Un gato se asoma y araña la pequeña ventana con su pata derecha. Es el que viene siempre. Menos mal que vuelve y no se olvida de él. No tiene nada para darle de comer. Se viste con lo que encuentra a mano. Tiene que buscar comida para el gato, para que se quede, para que vuelva. La música de bolero se escucha más suave. Se pierde entre las voces de las mujeres que discuten por algo. Una de ellas sale abruptamente de la habitación y lo empuja mientras cierra la puerta de su cuarto. No se perturba por lo inesperado del momento.

Gira, acerca su cara a la de la mujer:

—Las voy a matar.

Ella lo mira fijamente, como quien conoce el paño. Escupe en el suelo y se va.

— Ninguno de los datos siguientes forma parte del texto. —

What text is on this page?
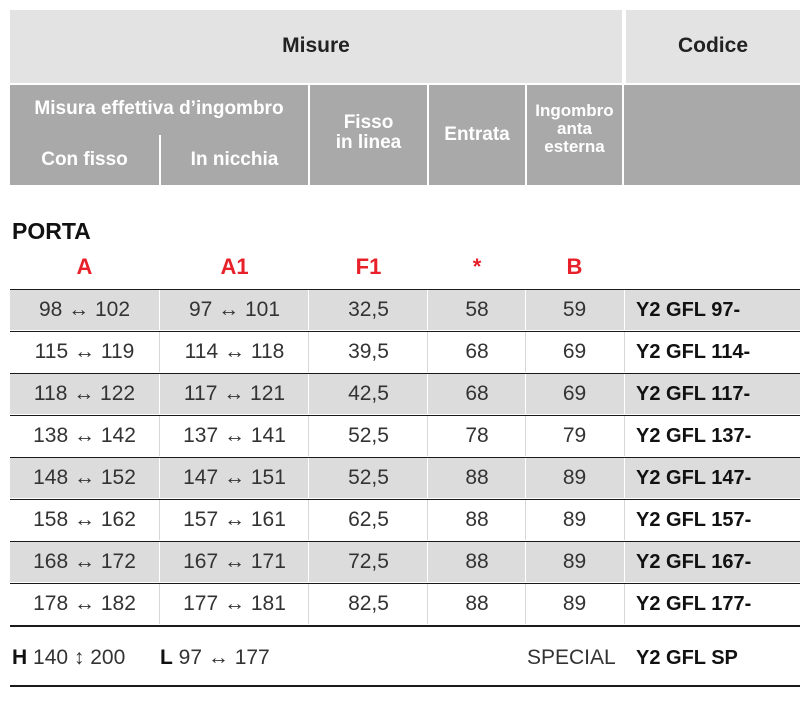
Misure	Codice
Misura effettiva d’ingombro
Con fisso	In nicchia
Fisso
in linea	Entrata
Ingombro
anta
esterna
PORTA
A	A1	F1	*	B
98 ↔ 102	97 ↔ 101	32,5	58	59	Y2 GFL 97-
115 ↔ 119	114 ↔ 118	39,5	68	69	Y2 GFL 114-
118 ↔ 122	117 ↔ 121	42,5	68	69	Y2 GFL 117-
138 ↔ 142	137 ↔ 141	52,5	78	79	Y2 GFL 137-
148 ↔ 152	147 ↔ 151	52,5	88	89	Y2 GFL 147-
158 ↔ 162	157 ↔ 161	62,5	88	89	Y2 GFL 157-
168 ↔ 172	167 ↔ 171	72,5	88	89	Y2 GFL 167-
178 ↔ 182	177 ↔ 181	82,5	88	89	Y2 GFL 177-
H 140 ↕ 200 L 97 ↔ 177	SPECIAL Y2 GFL SP
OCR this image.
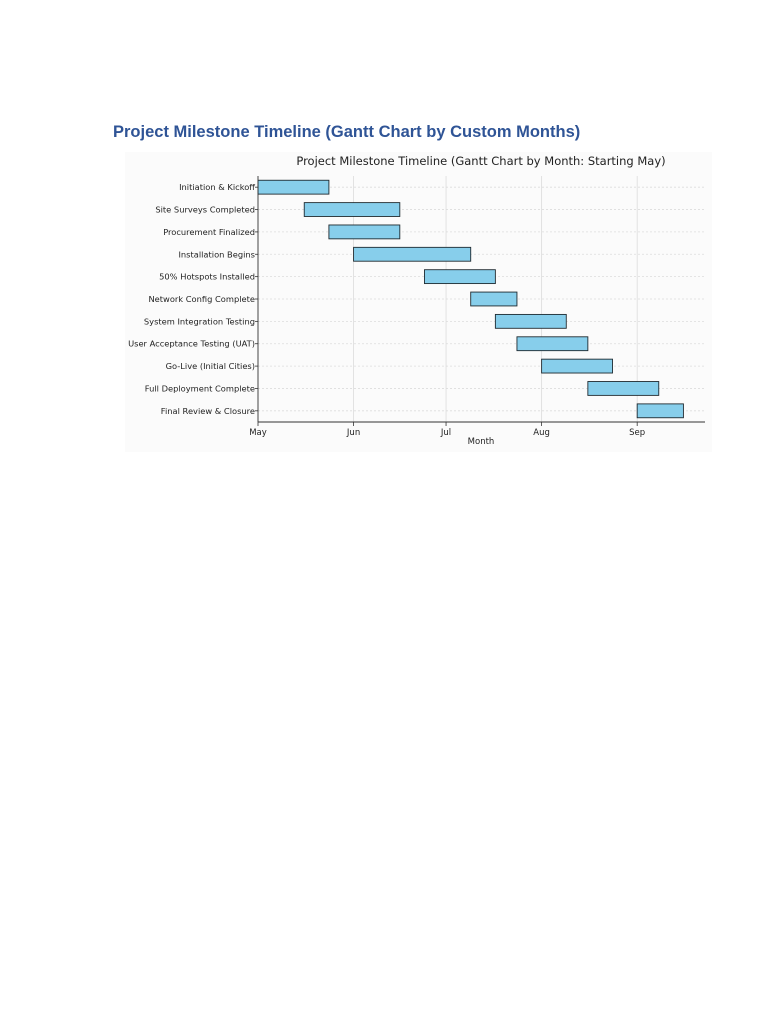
Project Milestone Timeline (Gantt Chart by Custom Months)
Project Milestone Timeline (Gantt Chart by Month: Starting May)
Initiation & Kickoff
Site Surveys Completed
Procurement Finalized
Installation Begins
50% Hotspots Installed
Network Config Complete
System Integration Testing
User Acceptance Testing (UAT)
Go-Live (Initial Cities)
Full Deployment Complete
Final Review & Closure
May	Jun	Jul	Aug	Sep
Month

Aníbal acelera el paso. Compra un poco de leche y alguna lata de lo que encuentre para su gato. Precioso. Fiel. Entra lo más rápido que puede a la habitación. Hasta se puede decir que esboza una sonrisa sutil. Está agitado. Mira hacia la ventana. El gato no está. Si no se hubiese encontrado con esa machona disfrazada de hombre.

Guarda la caja debajo de la cama. No la abre. Se queda todo el resto del día esperando al gato. Sentado en la única silla de esa habitación, más oscura y asfixiante. La realidad se nubla con los pensamientos. No distingue si sigue en la cama soñando o en el pasillo. Se levanta por inercia, toma la llave de la caja de herramientas, esa que usa para abrir cerraduras y una botella de algo en la otra mano, que agarra antes de salir. Abre la puerta de la habitación 16, rocía con el líquido de la botella a las cuatro mujeres mientras duermen, tira un papel encendido y se va.

La policía lo encontró muerto sobre su cama. Lleva puesto un vestido de color rojo, bordado con lentejuelas brillantes, similar a otros que cuelgan en el placar, las medias de lycra le aprietan las piernas, un chal de plumas sobre sus hombros. Los labios, aún tibios, perfectamente pintados color carmín.

Mientras el humo invade los pasillos, entre gritos, corridas, y los cuerpos de las mujeres carbonizados en camillas, el gato se asoma a la ventana y, como siempre, araña el vidrio con su patita derecha.